Side note: Neither Kathy Holliday nor I wanted to get up from our comfortable seats at the table to go get our cake. So we did “rock, paper, scissors” to see who would go. I lost!
Kasey’s dad, Ben, had set up an awning for us to pick under and we were most grateful for the shade. We lined up our armless chairs in a semi-circle with me in front, facing the group. (My back was to the audience, but they could see the Jammers, which was more important.) Kasey was still raking in the loot (aka opening her presents), when we started with our customary opener, Banjo In The Hollow. We did it Tip Jar Jam style, in which everyone takes a solo break and then we all play together at the end.
Ben, who normally does an outstanding job on bass, seemed to have trouble finding the notes. I gave him The Look. He laughed and said, “I’ve got chicken grease on my fingers!” Note to pickers: Wash your hands before playing, especially if you’ve been eating fried chicken! (One wonders if Paul McCartney and Missy Raines have this problem!)
The heat was making it difficult for folks to keep their fingerpicks on. Trying to play with your picks slipping off your fingers is exasperating. Even if you push them back on after your break, they usually start sliding off again while you’re vamping. You can wipe your hands on your pants, on your shirt, or on a towel but nothing seems to help. Banjo heads were sporting rivulets of sweat running off hands and arms. (Yes, that’s how banjo heads get so dirty!) And though Southern women are only supposed to “glow” in the heat, the upper bout of my guitar was developing a big white sweat stain.
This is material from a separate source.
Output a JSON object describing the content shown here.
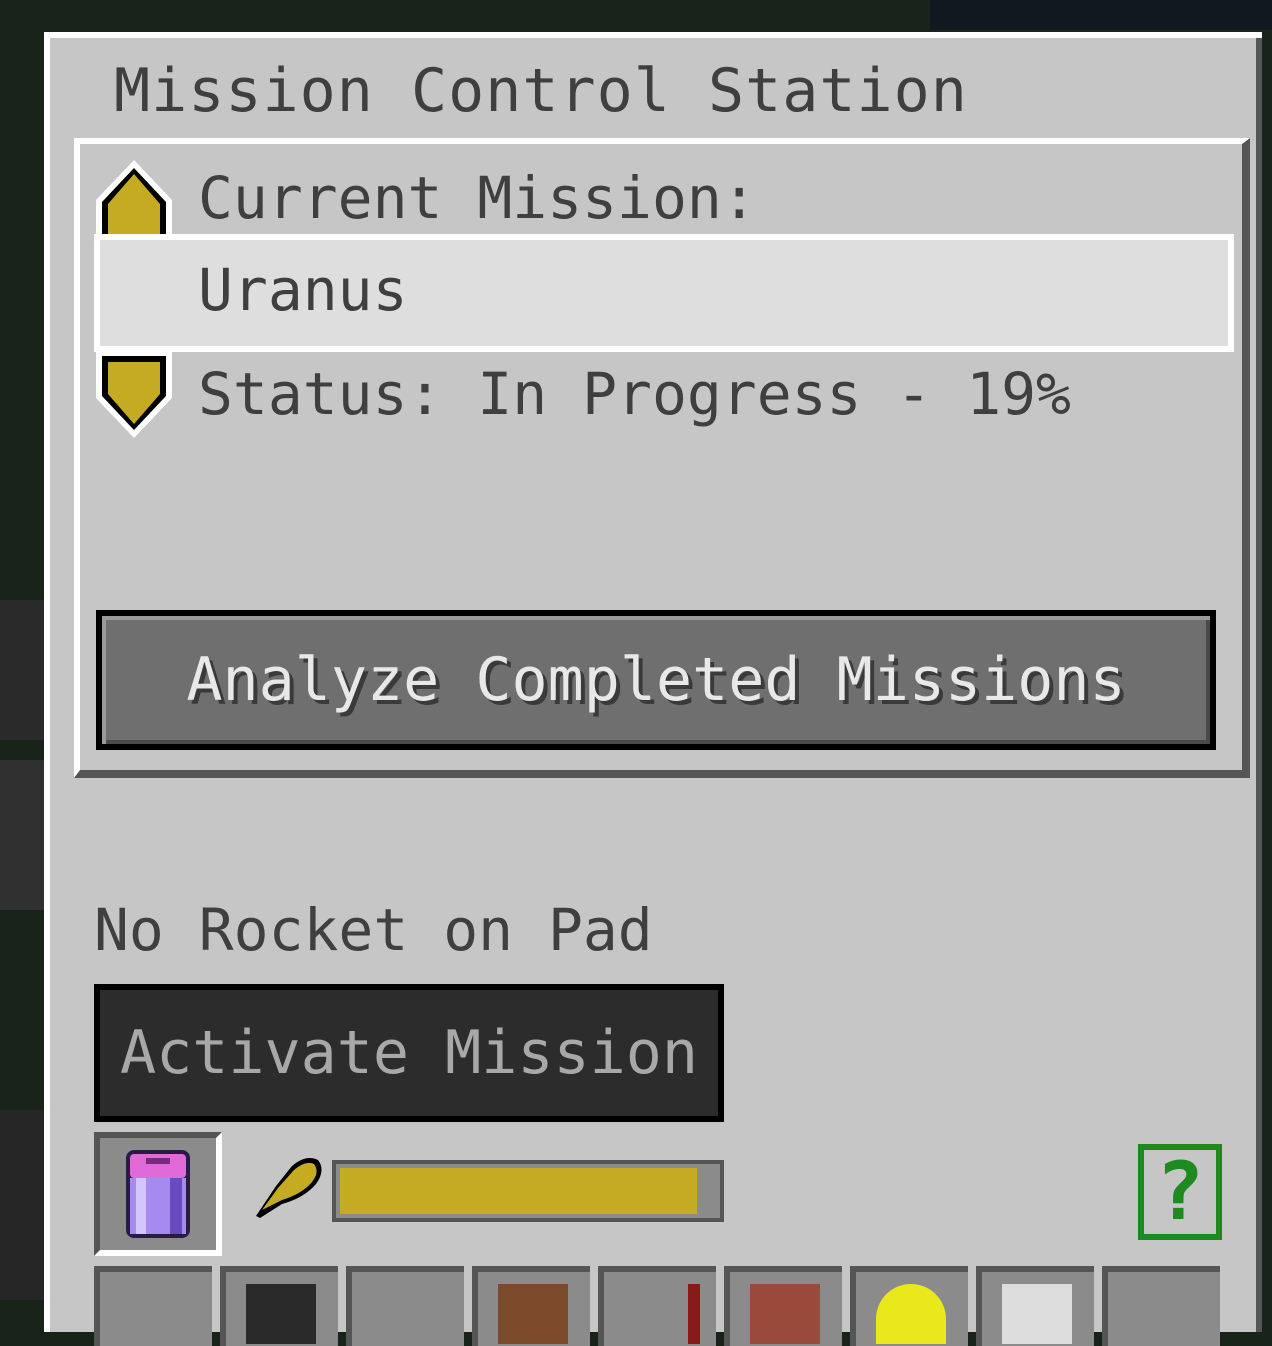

I was glad I had worn my Secret, even if I didn’t feel cool, calm, and collected!
Though we did have a set list for our first gig, I never make a set list for our jams or for our casual gigs, so none of the Jammers ever knows what I’m going to call for. I appreciate their trust in me and their willingness to roll with the flow. So when I asked George if he’d sing Do Lord for our second song he said, “Sure!” As Dan said yes to Jesus On The Mainline and When My Blue Moon Turns To Gold Again and as David said yes to Mountain Dew and Old Joe Clark which he sings Gid Tanner style. When Kasey joined us she sang Mama Tried, Jolene, and Rocky Top. Somewhere in there we also did Circle, Lonesome Road Blues, White Dove, and Roustabout. We closed out with the Foggy Mountain Breakdown. I was whipped. I needed Nutella! Everyone else was looking a bit wrung-out too, except for Kasey who still looked cool as a cucumber in her 1960s-looking A-line dress complete with Nehru collar.
Playing outside was a new experience for the Jammers. Many of them said they now have a new appreciation for musicians who routinely do this. That’s one reason I like doing these occasional gigs with the Jammers. It helps move them along the path from “student” to “jammer” to “musician.” Plus that, we do have a great deal of fun!
Note on “ice tea”: Yes, I know the correct spelling is “iced tea.” In Georgia, we pronounced it without the “d”. In fact, we mostly pronounced it without the “ice” because nobody drank “hot” tea in Georgia, even in the winter. We also didn’t say “sweet tea” (as folks do now) because no one had ever heard of “unsweet” tea. There was just tea and it was always sweet. If we felt the need for a modifier we would have said the whole thing as one word: icetea. And that’s all I have to say about tea.
Friday, September 23, 2016 @6:06:51 AM
Great story. Makes want to move to your neck of the woods.